Sunday, 14 February 2016

The wait is over

Sadly, the title of this post doesn’t refer to the awful Arthur Wait Stand, surely the worst away accommodation in the Premier League, with its view-obstructing pillars and overhanging gantry, and leg room that only a pygmy would find adequate. I did read somewhere that Palace are finally planning to replace it with something more modern, and it can’t come a day too soon.

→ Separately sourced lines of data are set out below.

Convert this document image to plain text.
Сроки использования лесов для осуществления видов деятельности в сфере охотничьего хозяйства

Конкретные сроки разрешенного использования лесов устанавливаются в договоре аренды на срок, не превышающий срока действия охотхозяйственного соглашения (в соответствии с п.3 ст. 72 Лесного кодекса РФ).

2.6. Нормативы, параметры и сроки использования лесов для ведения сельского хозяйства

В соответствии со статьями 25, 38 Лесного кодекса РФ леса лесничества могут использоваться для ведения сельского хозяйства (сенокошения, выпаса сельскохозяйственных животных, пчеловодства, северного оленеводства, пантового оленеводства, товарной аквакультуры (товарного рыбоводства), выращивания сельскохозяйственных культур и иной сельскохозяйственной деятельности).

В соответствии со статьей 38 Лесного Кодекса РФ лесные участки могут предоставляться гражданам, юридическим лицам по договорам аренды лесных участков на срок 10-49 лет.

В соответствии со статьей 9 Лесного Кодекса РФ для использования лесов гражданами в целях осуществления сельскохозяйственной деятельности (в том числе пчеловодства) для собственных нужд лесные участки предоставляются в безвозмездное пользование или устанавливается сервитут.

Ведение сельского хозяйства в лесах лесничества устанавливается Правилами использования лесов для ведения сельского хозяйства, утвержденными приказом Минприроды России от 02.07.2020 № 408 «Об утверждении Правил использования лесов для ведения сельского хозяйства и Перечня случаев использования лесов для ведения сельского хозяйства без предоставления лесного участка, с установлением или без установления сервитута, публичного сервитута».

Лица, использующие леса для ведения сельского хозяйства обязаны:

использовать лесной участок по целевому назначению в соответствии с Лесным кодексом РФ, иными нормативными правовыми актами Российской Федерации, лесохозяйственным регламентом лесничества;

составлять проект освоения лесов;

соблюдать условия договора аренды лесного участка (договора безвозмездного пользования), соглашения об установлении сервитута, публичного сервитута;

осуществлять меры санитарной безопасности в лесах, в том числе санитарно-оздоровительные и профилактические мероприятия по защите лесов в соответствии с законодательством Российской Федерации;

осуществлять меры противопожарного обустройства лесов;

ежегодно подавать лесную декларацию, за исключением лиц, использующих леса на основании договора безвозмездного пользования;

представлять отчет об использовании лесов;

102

No, I’m referring to my long wait to witness a Watford victory at Selhurst Park. True, I haven’t made every away game over the years, but if I tell you that the last time I saw us win there, the home team was Charlton Athletic, you’ll get an idea of the timescale. (For younger readers, Charlton ground-shared with Palace from 1985-1992, as The Valley didn’t meet the league’s safety standards.) Since then, I’ve seen us defeated, often heavily, by both Wimbledon (another of Palace’s tenants) and Palace themselves, on a number of occasions. Probably the worst was a 5-0 defeat in December 1999 to a Wimbledon team that was already one of our rivals in the bid to scramble out of the relegation zone.

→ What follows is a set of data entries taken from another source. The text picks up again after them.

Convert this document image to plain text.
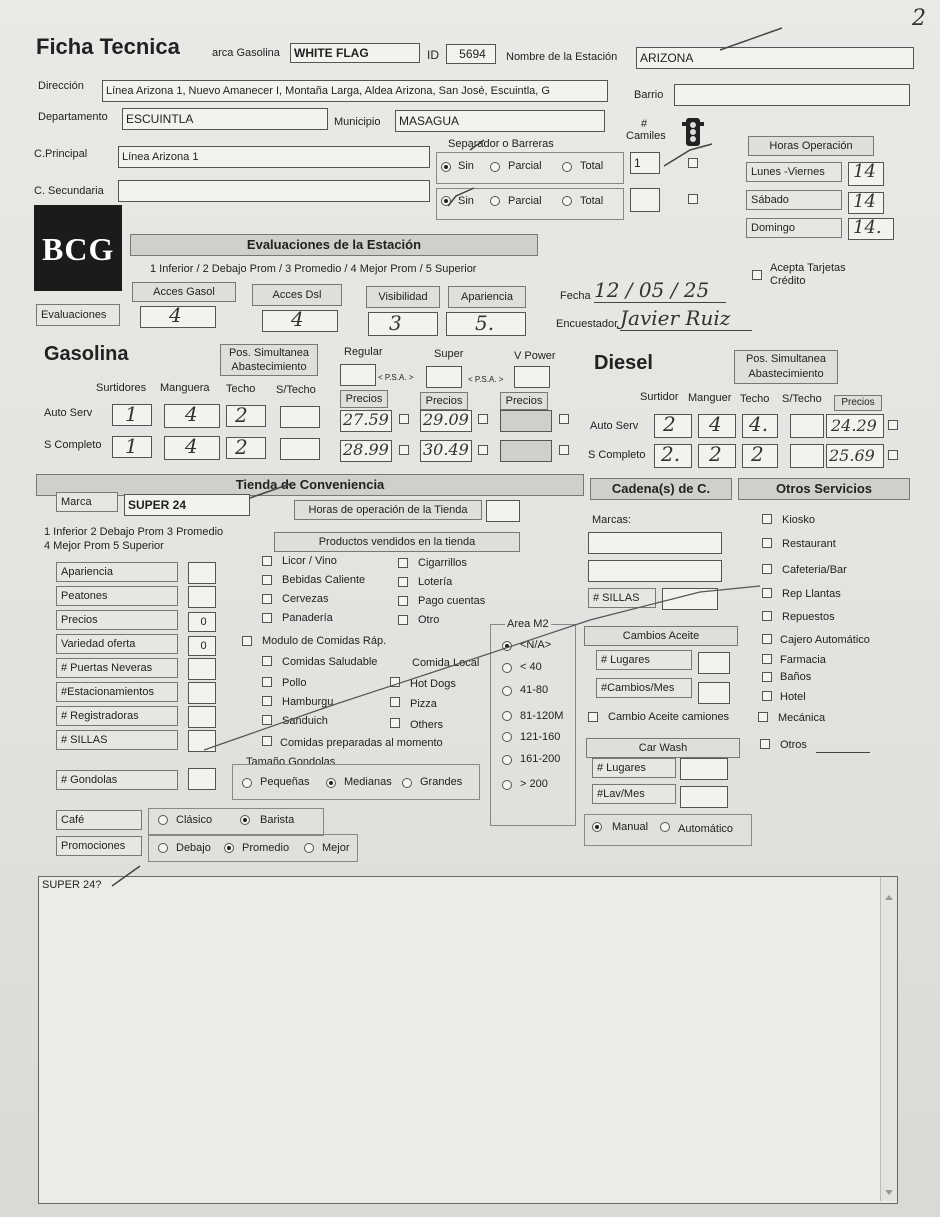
2
Ficha Tecnica	arca Gasolina	WHITE FLAG	ID	5694	Nombre de la Estación	ARIZONA
Dirección	Línea Arizona 1, Nuevo Amanecer I, Montaña Larga, Aldea Arizona, San José, Escuintla, G	Barrio
Departamento	ESCUINTLA	Municipio	MASAGUA
C.Principal	Línea Arizona 1
C. Secundaria
Separador o Barreras
Sin	Parcial	Total
Sin	Parcial	Total
# Camiles
1
Horas Operación
Lunes -Viernes	14
Sábado	14
Domingo	14.
BCG	Evaluaciones de la Estación
1 Inferior / 2 Debajo Prom / 3 Promedio / 4 Mejor Prom / 5 Superior
Acces Gasol	Acces Dsl	Visibilidad	Apariencia
Evaluaciones	4	4	3	5.
Acepta Tarjetas Crédito
Fecha 12 / 05 / 25
Encuestador Javier Ruiz
Gasolina	Pos. Simultanea Abastecimiento
Regular	Super	V Power
< P.S.A. >	< P.S.A. >
Surtidores Manguera Techo S/Techo
Precios	Precios	Precios
Auto Serv 1 4 2	27.59 29.09
S Completo 1 4 2	28.99 30.49
Diesel	Pos. Simultanea Abastecimiento
Surtidor Manguer Techo S/Techo	Precios
Auto Serv 2 4 4.	24.29
S Completo 2. 2 2	25.69
Tienda de Conveniencia	Cadena(s) de C.	Otros Servicios
Marca	SUPER 24	Horas de operación de la Tienda
1 Inferior 2 Debajo Prom 3 Promedio
4 Mejor Prom 5 Superior	Productos vendidos en la tienda
Apariencia
Peatones
Precios	0
Variedad oferta	0
# Puertas Neveras
#Estacionamientos
# Registradoras
# SILLAS
# Gondolas
Licor / Vino
Bebidas Caliente
Cervezas
Panadería
Cigarrillos
Lotería
Pago cuentas
Otro
Modulo de Comidas Ráp.
Comidas Saludable	Comida Local
Pollo	Hot Dogs
Hamburgu	Pizza
Sanduich	Others
Comidas preparadas al momento
Tamaño Gondolas
Pequeñas	Medianas	Grandes
Café	Clásico	Barista
Promociones	Debajo	Promedio	Mejor
Area M2
<N/A>
< 40
41-80
81-120M
121-160
161-200
> 200
Marcas:
# SILLAS
Cambios Aceite
# Lugares
#Cambios/Mes
Cambio Aceite camiones
Car Wash
# Lugares
#Lav/Mes
Manual	Automático
Kiosko
Restaurant
Cafeteria/Bar
Rep Llantas
Repuestos
Cajero Automático
Farmacia
Baños
Hotel
Mecánica
Otros
SUPER 24?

A common factor in all these defeats was miserably cold, wet weather (one reason why I’ve missed a few chances to visit – there’s only so much suffering a man can take), so when I saw the conditions yesterday, my hopes of breaking my losing streak were dented.

Then there’s the Zaha factor. I don’t know if something bad happened to Wilf in Watford at some stage – maybe he got cut up while driving round the ring road, or a girl he fancied dumped him in whatever the nightclub at the top of the High Street is called these days – but he seems to reserve his best performances for games against the Hornets. Let’s face it, if he played like that every week, he’d be starting for England (and probably playing for a bigger club).

Sure enough, he did well enough yesterday to turn Allan Nyom into a gibbering wreck who looked like he didn’t know which was up any more, and there was a period in the second half, as Palace tore into us with pace and verve, when yet another Selhurst Park defeat looked inevitable.

Yet it didn’t come, and for that you have to give credit to the grittiness of this Watford team. By any objective standard, we didn’t play particularly well yesterday. The midfield rarely looked in control of the ball, the forwards saw very little of it, and the defence were hanging on by the skin of their teeth at times. And yet we won, thanks to a superb, instinctive finish by Troy Deeney and a tenacious rearguard action for the last 10 minutes.

If any player exemplified that grittiness it was Valon Behrami, my man of the match for the way he stayed in the Palace players’ faces throughout, challenging for the ball aggressively while skilfully staying just on the right side of the rules.

So, win against Bournemouth in a fortnight’s time and we can start to relax. Quique has promised to play a bit more expansively once safety is ensured, which will be fun to see. In the meantime, my personal Selhurst Park hoodoo is broken. Maybe next season, the sun will even shine in South Norwood. I wouldn’t put any money on it, though.